Deploying a machine learning model is way different than deployments of any other kind of software.
Because machine learning models learn general rules from specific examples, we are never sure how they will behave in production. Of course, proper training set preparation diminishes the risk. Nevertheless, we can always be surprised by the results.
To mitigate the problems, typically, we rollout machine learning models in three deployment stages.
First, we deploy the model in the shadow mode, which means the model generates predictions, but we don’t use them for anything.
Shadow deployment is a crucial stage because it is the first time we see how the model will perform in production. The only people seeing the results are the developers from the ML team.
Typically, we duplicate the requests and send all production traffic to both the currently deployed model, and the model tested in the shadow mode. We log all requests and the model predictions. We will review them later and look for surprising predictions. To make the result analysis more manageable, I recommend having a correlation id for production and shadow model predictions. Because we duplicate 100% of production traffic, we can also verify the model performance. After all, a perfect model which delivers forecasts too late is useless.
During the analysis, we don’t need to review all logged predictions. It is sufficient to pick a subset of model predictions randomly and compare only those results. Of course, we must pay attention to unusually high/low forecasts. In general, if something looks too good to be true, it is, most likely, wrong. Sorry to disappoint you ;)
If we are satisfied with the model performance during the shadow deployment, we can show the results to the users.
In software engineering, a canary release is often a synonym of A/B testing.
During an A/B test, we show a different product version to a small percentage of users. In machine learning, we do the same.
At this stage, we want to slowly increase the amount of traffic handled by the new model to see if anybody complains about the results. We start with handling 1% of traffic with the new model. It is too little to test anything because the users won’t even notice the difference. We do it anyway to check whether we configured everything correctly. Later, we increase the traffic to 20%, 50%, and finally to 100%.
In our case, a canary release takes a few days. Every day, we ** analyze the predictions generated by the new model, make sure the users are satisfied with the results, and decide whether we should increase the percentage of traffic**.
Finally, we switch off the old model and start working on yet another improvement.
After the canary release stage, we have the model deployed in production and handling 100% traffic.
We usually keep the old, inactive version for at least a few days, so we can easily roll back to the previous model.
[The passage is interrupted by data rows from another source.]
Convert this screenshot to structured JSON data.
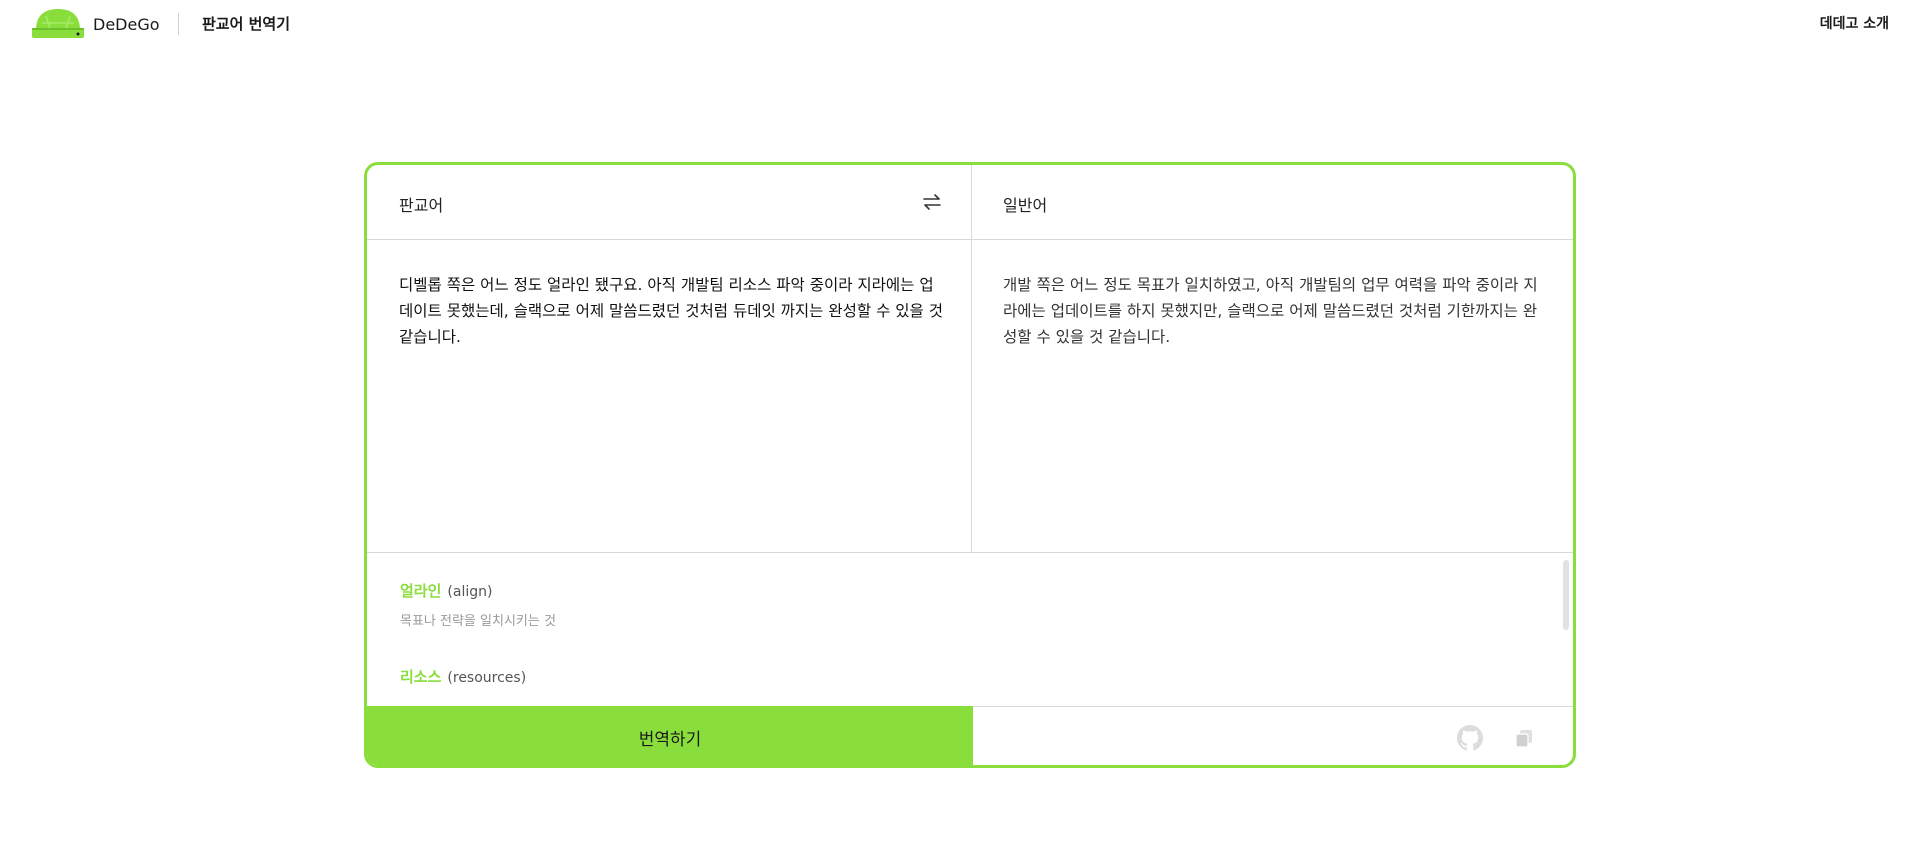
{
  "header": {
    "brand": "DeDeGo",
    "page_title": "판교어 번역기",
    "about": "데데고 소개"
  },
  "translator": {
    "source_lang": "판교어",
    "target_lang": "일반어",
    "source_text": "디벨롭 쪽은 어느 정도 얼라인 됐구요. 아직 개발팀 리소스 파악 중이라 지라에는 업데이트 못했는데, 슬랙으로 어제 말씀드렸던 것처럼 듀데잇 까지는 완성할 수 있을 것 같습니다.",
    "result_text": "개발 쪽은 어느 정도 목표가 일치하였고, 아직 개발팀의 업무 여력을 파악 중이라 지라에는 업데이트를 하지 못했지만, 슬랙으로 어제 말씀드렸던 것처럼 기한까지는 완성할 수 있을 것 같습니다.",
    "translate_label": "번역하기"
  },
  "glossary": [
    {
      "word": "얼라인",
      "english": "(align)",
      "definition": "목표나 전략을 일치시키는 것"
    },
    {
      "word": "리소스",
      "english": "(resources)",
      "definition": ""
    }
  ],
  "icons": {
    "logo": "turtle-shell-logo-icon",
    "swap": "swap-arrows-icon",
    "github": "github-icon",
    "copy": "copy-icon"
  },
  "colors": {
    "accent": "#8ade3c",
    "border": "#d8d8d8",
    "definition": "#9a9a9a"
  }
}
However, if you analyzed the results correctly, such a need will never arise.
The only thing I have to say about the production deployment stage is a reminder to ** clean up the old model versions. You can keep the files and the code, but don’t keep them running forever.** If variant B handles 100% of traffic and you have already started working on variant C, it is time to retire variant A.
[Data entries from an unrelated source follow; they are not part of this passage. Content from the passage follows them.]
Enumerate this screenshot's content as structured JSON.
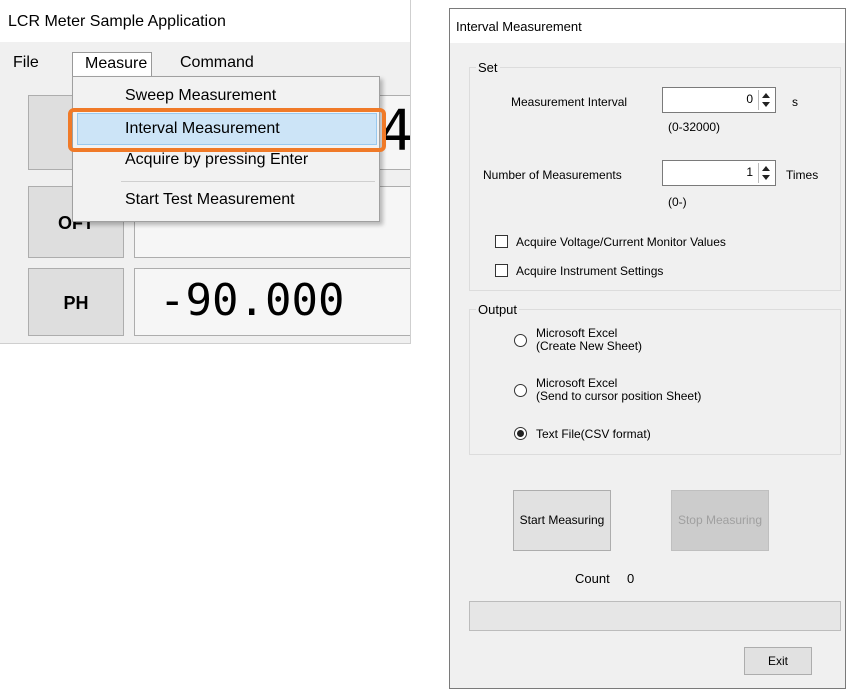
{
  "app": {
    "title": "LCR Meter Sample Application",
    "menu": {
      "file": "File",
      "measure": "Measure",
      "command": "Command"
    },
    "dropdown": {
      "items": [
        "Sweep Measurement",
        "Interval Measurement",
        "Acquire by pressing Enter",
        "Start Test Measurement"
      ],
      "highlighted": "Interval Measurement"
    },
    "buttons": {
      "mid": "OFT",
      "ph": "PH"
    },
    "displays": {
      "top_fragment": "4",
      "ph_value": "-90.000"
    },
    "highlight_color": "#f07a28"
  },
  "dialog": {
    "title": "Interval Measurement",
    "set": {
      "label": "Set",
      "interval_label": "Measurement Interval",
      "interval_value": "0",
      "interval_unit": "s",
      "interval_range": "(0-32000)",
      "count_label": "Number of Measurements",
      "count_value": "1",
      "count_unit": "Times",
      "count_range": "(0-)",
      "chk_voltage": "Acquire Voltage/Current Monitor Values",
      "chk_settings": "Acquire Instrument Settings"
    },
    "output": {
      "label": "Output",
      "opt1_line1": "Microsoft Excel",
      "opt1_line2": "(Create New Sheet)",
      "opt2_line1": "Microsoft Excel",
      "opt2_line2": "(Send to cursor position Sheet)",
      "opt3": "Text File(CSV format)",
      "selected": "Text File(CSV format)"
    },
    "start_label": "Start Measuring",
    "stop_label": "Stop Measuring",
    "count_text": "Count",
    "count_number": "0",
    "exit_label": "Exit"
  }
}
What about deploying the first model?
The process described above works well when we deploy a new, improved version of an existing model.
What if we deploy the first model ever? What if we can’t compare the results with anything because nothing else exists?
The process doesn’t change in the shadow deployment stage. After all, we don’t show the results to the users, so they shouldn’t even notice we are testing anything. During the canary release, we can compare the results with a baseline. It is always good to tell the users you are trying something new that may not work correctly.
For example, in the case of recommendations, we can use TOP10 products as the A variant and the newly created machine learning model as the B variant. If we have a classification model, the A variant may be a constant value. Of course, sometimes using such baselines is unacceptable for business reasons.
You can always introduce ML as a new feature and call it a beta-version or early-access version. It is the first step anyway. You don’t need to overthink it.